The Worship of Venus is not an easy picture to explain, nor was it easy for Titian — one of the greatest painters in art history — to pull off. The composition includes more figures than any other canvas by the Venetian master, who must have wrestled mightily with the intervals (the spacing and pacing) between putti.

The work was commissioned by the Duke of Ferrara for his private art gallery, known as The Alabaster Chamber, which boasted at least four genuine masterpieces. This legendary room was hidden in a covered passageway that doubled as a royal escape route linking the Castello Estense with the Palazzo Municipale.

Titian based the composition on the writings of Philostratus, a third-century teacher who wrote a series of essays describing the impressive paintings he’d seen in a villa near Naples — paintings that were lost long ago:

The cupids are gathering apples; and if there are many of them, do not be surprised. The cupids are many because there are many things men love. But listen carefully; for along with my description of the garden, the fragrance of the apples will come to you.
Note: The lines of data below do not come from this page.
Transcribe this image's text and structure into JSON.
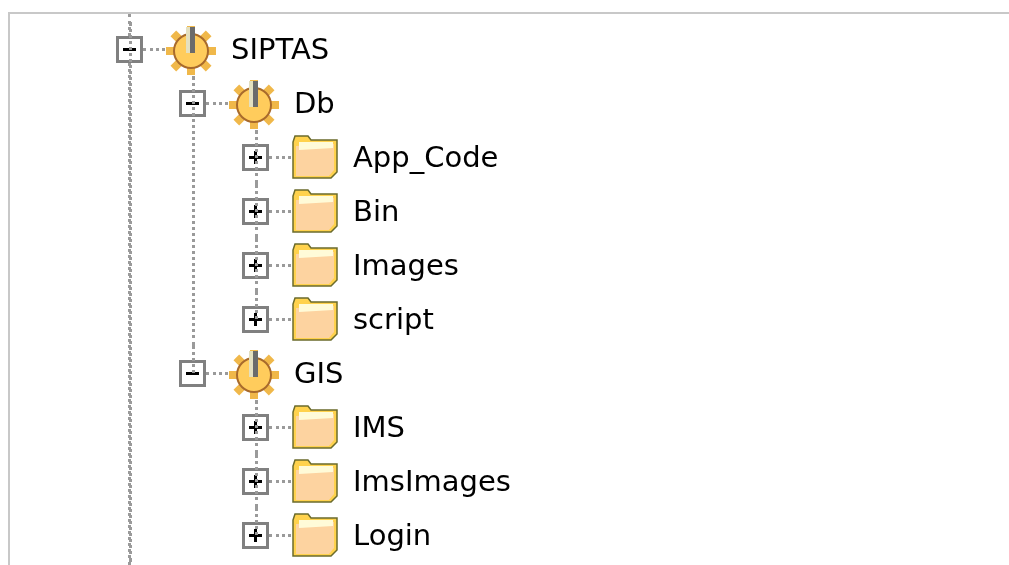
{
  "tree": [
    {
      "label": "SIPTAS",
      "kind": "site",
      "expanded": true,
      "children": [
        {
          "label": "Db",
          "kind": "site",
          "expanded": true,
          "children": [
            {
              "label": "App_Code",
              "kind": "folder",
              "expanded": false
            },
            {
              "label": "Bin",
              "kind": "folder",
              "expanded": false
            },
            {
              "label": "Images",
              "kind": "folder",
              "expanded": false
            },
            {
              "label": "script",
              "kind": "folder",
              "expanded": false
            }
          ]
        },
        {
          "label": "GIS",
          "kind": "site",
          "expanded": true,
          "children": [
            {
              "label": "IMS",
              "kind": "folder",
              "expanded": false
            },
            {
              "label": "ImsImages",
              "kind": "folder",
              "expanded": false
            },
            {
              "label": "Login",
              "kind": "folder",
              "expanded": false
            }
          ]
        }
      ]
    }
  ]
}
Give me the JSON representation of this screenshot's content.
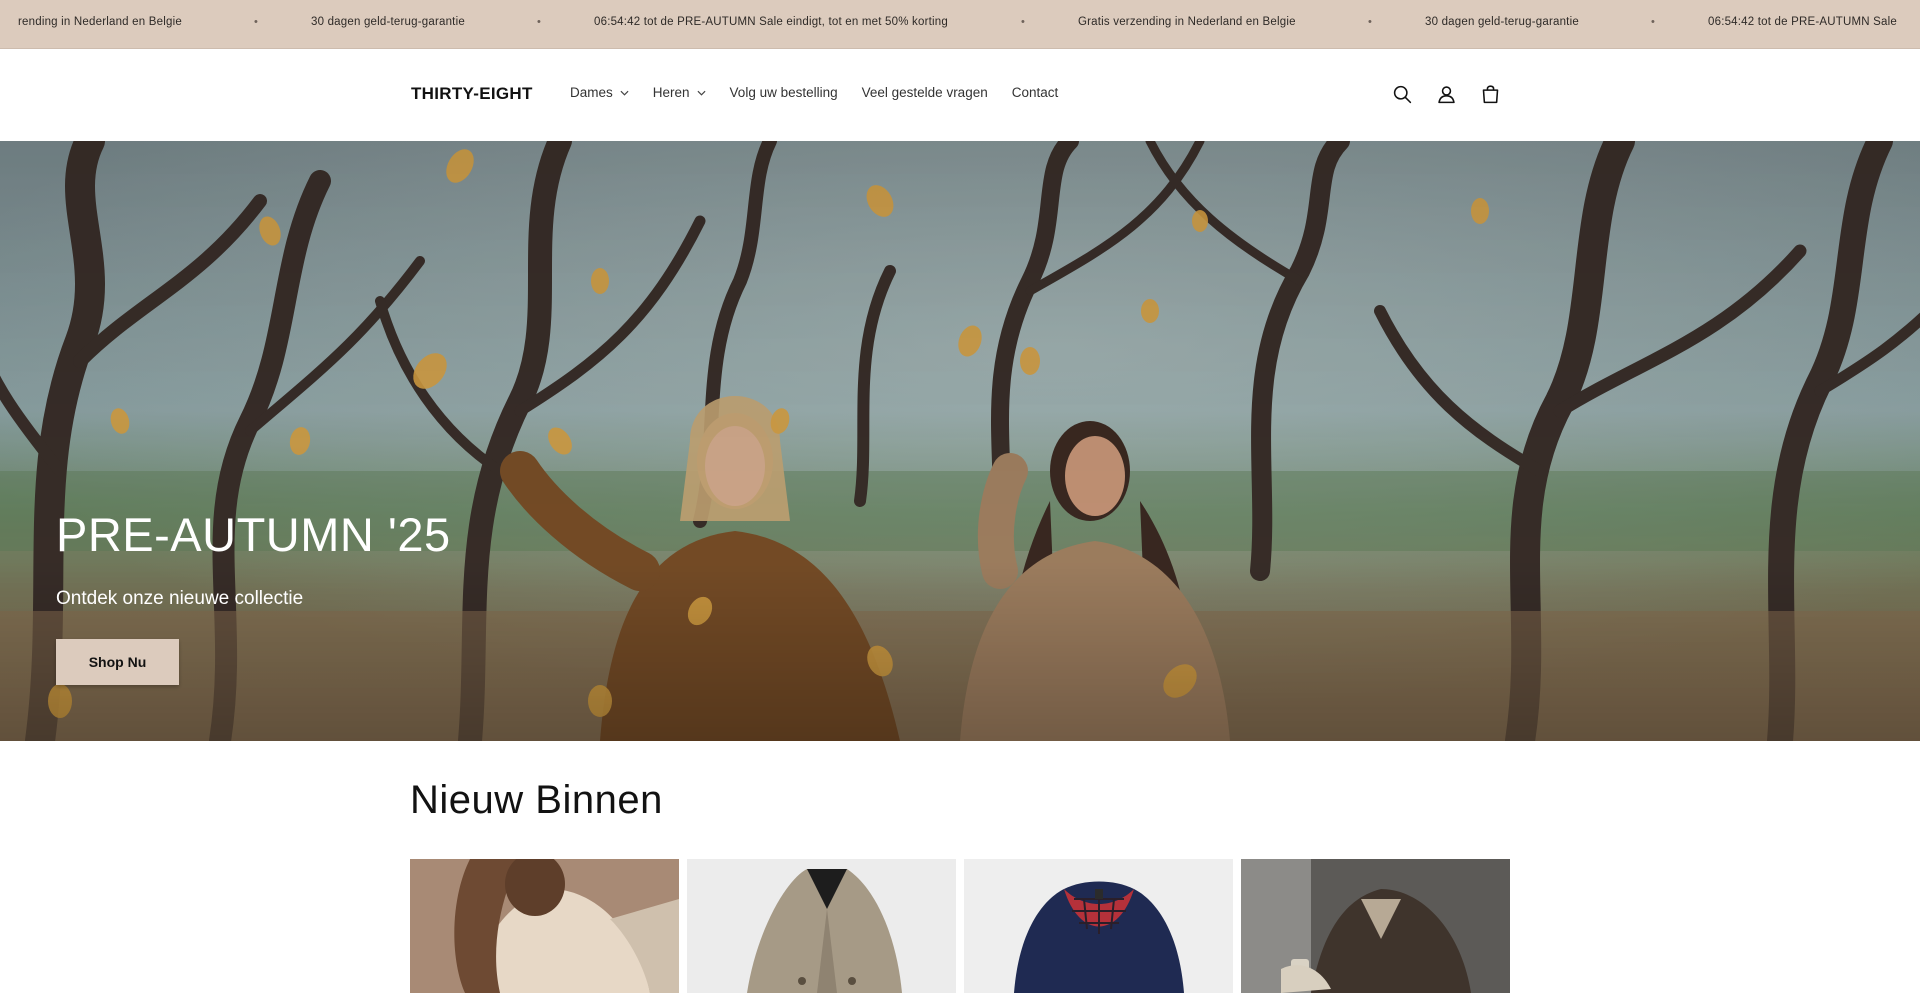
{
  "announcement": {
    "items": [
      "rending in Nederland en Belgie",
      "30 dagen geld-terug-garantie",
      "06:54:42 tot de PRE-AUTUMN Sale eindigt, tot en met 50% korting",
      "Gratis verzending in Nederland en Belgie",
      "30 dagen geld-terug-garantie",
      "06:54:42 tot de PRE-AUTUMN Sale"
    ],
    "separator": "•",
    "background": "#dccbbd"
  },
  "header": {
    "logo": "THIRTY-EIGHT",
    "nav": [
      {
        "label": "Dames",
        "has_dropdown": true
      },
      {
        "label": "Heren",
        "has_dropdown": true
      },
      {
        "label": "Volg uw bestelling",
        "has_dropdown": false
      },
      {
        "label": "Veel gestelde vragen",
        "has_dropdown": false
      },
      {
        "label": "Contact",
        "has_dropdown": false
      }
    ],
    "icons": [
      "search-icon",
      "account-icon",
      "cart-icon"
    ]
  },
  "hero": {
    "title": "PRE-AUTUMN '25",
    "subtitle": "Ontdek onze nieuwe collectie",
    "cta_label": "Shop Nu",
    "cta_color": "#dccbbd"
  },
  "new_arrivals": {
    "title": "Nieuw Binnen"
  }
}
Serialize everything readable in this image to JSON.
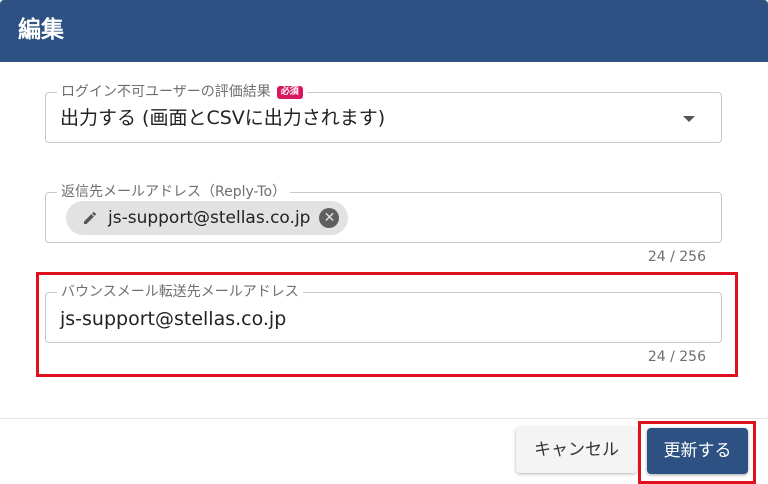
{
  "dialog": {
    "title": "編集"
  },
  "login_disabled_field": {
    "label": "ログイン不可ユーザーの評価結果",
    "required_badge": "必須",
    "value": "出力する (画面とCSVに出力されます)"
  },
  "reply_to_field": {
    "label": "返信先メールアドレス（Reply-To）",
    "chip_value": "js-support@stellas.co.jp",
    "counter": "24 / 256"
  },
  "bounce_field": {
    "label": "バウンスメール転送先メールアドレス",
    "value": "js-support@stellas.co.jp",
    "counter": "24 / 256"
  },
  "actions": {
    "cancel_label": "キャンセル",
    "submit_label": "更新する"
  },
  "colors": {
    "header": "#2c5182",
    "primary_button": "#2c5182",
    "required_badge": "#d8175e",
    "highlight": "#e0111f"
  }
}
Philostratus, Imagines I, 6

Recreating a lost masterpiece of antiquity would have flattered the Duke, who could liken himself to Alexander the Great, the patron of Apelles, the most celebrated painter of the ancient world.

In Titian’s composition, a statue of Venus towers over the frenetic scene, but where is the goddess herself? At the far right, two women run into the apple orchard while trying to see someone outside of the picture space. One woman uses a hand mirror for a better view. Is “Vennie” on her way?

Some historians believe The Worship of Venus depicts an ancient Roman ritual conducted annually on April 1st, a day when women called upon the goddess of love and beauty to erase every blemish on their bodies to improve their chances of finding true love.